SELECT_LANDSIZE_WHERE_MINGRIDVALUE_IS_0.2_AND_GRID_IS_4_AND_TERRAIN_WITH_ATTRIBUTE_IS_WATER

  • SELECT_LANDSIZE: The end result must be some area; some amount of square meters.
  • MINGRIDVALUE_IS_0.2: We only want to count the area where the value calculated is at least 0.2 (meters).
  • GRID_IS_4: We need to specify the grid we wish to use the values of.
  • TERRAIN_WITH_ATTRIBUTE_IS_WATER: We are only looking for the water which ends up on water, identified by the "WATER" attribute.

Buffers

The amount of green in or near a neighborhood

Green buildings can be found by their green function value. The value is the amount of green in square meters, per square meter of building. Green can be in a neighborhood, but can also be within a certain range near a neighborhood (say, 20 meters) and still have an effective presence.

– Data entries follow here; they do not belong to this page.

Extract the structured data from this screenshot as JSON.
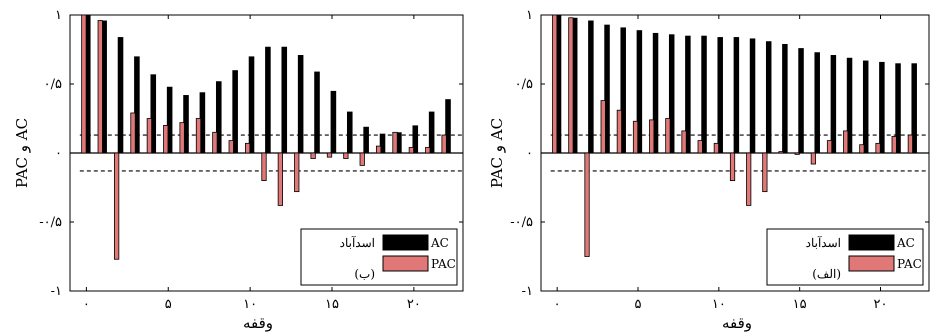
{
  "chart_data": [
    {
      "type": "bar",
      "panel_label": "(ب)",
      "station": "اسدآباد",
      "xlabel": "وقفه",
      "ylabel": "PAC و AC",
      "xlim": [
        -1,
        23
      ],
      "ylim": [
        -1,
        1
      ],
      "xticks": [
        0,
        5,
        10,
        15,
        20
      ],
      "xtick_labels": [
        "۰",
        "۵",
        "۱۰",
        "۱۵",
        "۲۰"
      ],
      "yticks": [
        -1,
        -0.5,
        0,
        0.5,
        1
      ],
      "ytick_labels": [
        "-۱",
        "-۰/۵",
        "۰",
        "۰/۵",
        "۱"
      ],
      "confidence_bounds": [
        0.13,
        -0.13
      ],
      "legend": [
        "AC",
        "PAC"
      ],
      "legend_position": "bottom-right",
      "colors": {
        "AC": "#000000",
        "PAC": "#e07878"
      },
      "series": [
        {
          "name": "AC",
          "x": [
            0,
            1,
            2,
            3,
            4,
            5,
            6,
            7,
            8,
            9,
            10,
            11,
            12,
            13,
            14,
            15,
            16,
            17,
            18,
            19,
            20,
            21,
            22
          ],
          "values": [
            1.0,
            0.96,
            0.84,
            0.7,
            0.57,
            0.48,
            0.42,
            0.44,
            0.52,
            0.6,
            0.7,
            0.77,
            0.77,
            0.71,
            0.59,
            0.45,
            0.3,
            0.19,
            0.14,
            0.15,
            0.2,
            0.3,
            0.39
          ]
        },
        {
          "name": "PAC",
          "x": [
            0,
            1,
            2,
            3,
            4,
            5,
            6,
            7,
            8,
            9,
            10,
            11,
            12,
            13,
            14,
            15,
            16,
            17,
            18,
            19,
            20,
            21,
            22
          ],
          "values": [
            1.0,
            0.96,
            -0.77,
            0.29,
            0.25,
            0.2,
            0.22,
            0.25,
            0.15,
            0.09,
            0.07,
            -0.2,
            -0.38,
            -0.28,
            -0.04,
            -0.03,
            -0.04,
            -0.09,
            0.05,
            0.15,
            0.04,
            0.04,
            0.13
          ]
        }
      ]
    },
    {
      "type": "bar",
      "panel_label": "(الف)",
      "station": "اسدآباد",
      "xlabel": "وقفه",
      "ylabel": "PAC و AC",
      "xlim": [
        -1,
        23
      ],
      "ylim": [
        -1,
        1
      ],
      "xticks": [
        0,
        5,
        10,
        15,
        20
      ],
      "xtick_labels": [
        "۰",
        "۵",
        "۱۰",
        "۱۵",
        "۲۰"
      ],
      "yticks": [
        -1,
        -0.5,
        0,
        0.5,
        1
      ],
      "ytick_labels": [
        "-۱",
        "-۰/۵",
        "۰",
        "۰/۵",
        "۱"
      ],
      "confidence_bounds": [
        0.13,
        -0.13
      ],
      "legend": [
        "AC",
        "PAC"
      ],
      "legend_position": "bottom-right",
      "colors": {
        "AC": "#000000",
        "PAC": "#e07878"
      },
      "series": [
        {
          "name": "AC",
          "x": [
            0,
            1,
            2,
            3,
            4,
            5,
            6,
            7,
            8,
            9,
            10,
            11,
            12,
            13,
            14,
            15,
            16,
            17,
            18,
            19,
            20,
            21,
            22
          ],
          "values": [
            1.0,
            0.98,
            0.96,
            0.93,
            0.91,
            0.89,
            0.87,
            0.86,
            0.85,
            0.85,
            0.84,
            0.84,
            0.83,
            0.81,
            0.79,
            0.76,
            0.73,
            0.71,
            0.69,
            0.67,
            0.66,
            0.65,
            0.65
          ]
        },
        {
          "name": "PAC",
          "x": [
            0,
            1,
            2,
            3,
            4,
            5,
            6,
            7,
            8,
            9,
            10,
            11,
            12,
            13,
            14,
            15,
            16,
            17,
            18,
            19,
            20,
            21,
            22
          ],
          "values": [
            1.0,
            0.98,
            -0.75,
            0.38,
            0.31,
            0.23,
            0.24,
            0.25,
            0.16,
            0.09,
            0.07,
            -0.2,
            -0.38,
            -0.28,
            0.01,
            -0.01,
            -0.08,
            0.09,
            0.16,
            0.06,
            0.07,
            0.12,
            0.13
          ]
        }
      ]
    }
  ]
}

SELECT_LOTSIZE_WHERE_NEIGHBORHOOD_IS_1_AND_BUFFER_IS_20.0_AND_FUNCTIONMULT_IS_GREEN_M2

  • SELECT_LOTSIZE: The end result must be area taken up by buildings; some amount in square meters.
  • NEIGHBORHOOD_IS_1: We want the greenery in a particular neighborhood.
  • BUFFER_IS_20.0: We don't just want to look at buildings in the neighborhood itself, but also buildings within 20 meters of the neighborhood
  • FUNCTIONMULT_IS_GREEN_M2:The end result must be multiplied by the green value of the respective buildings found.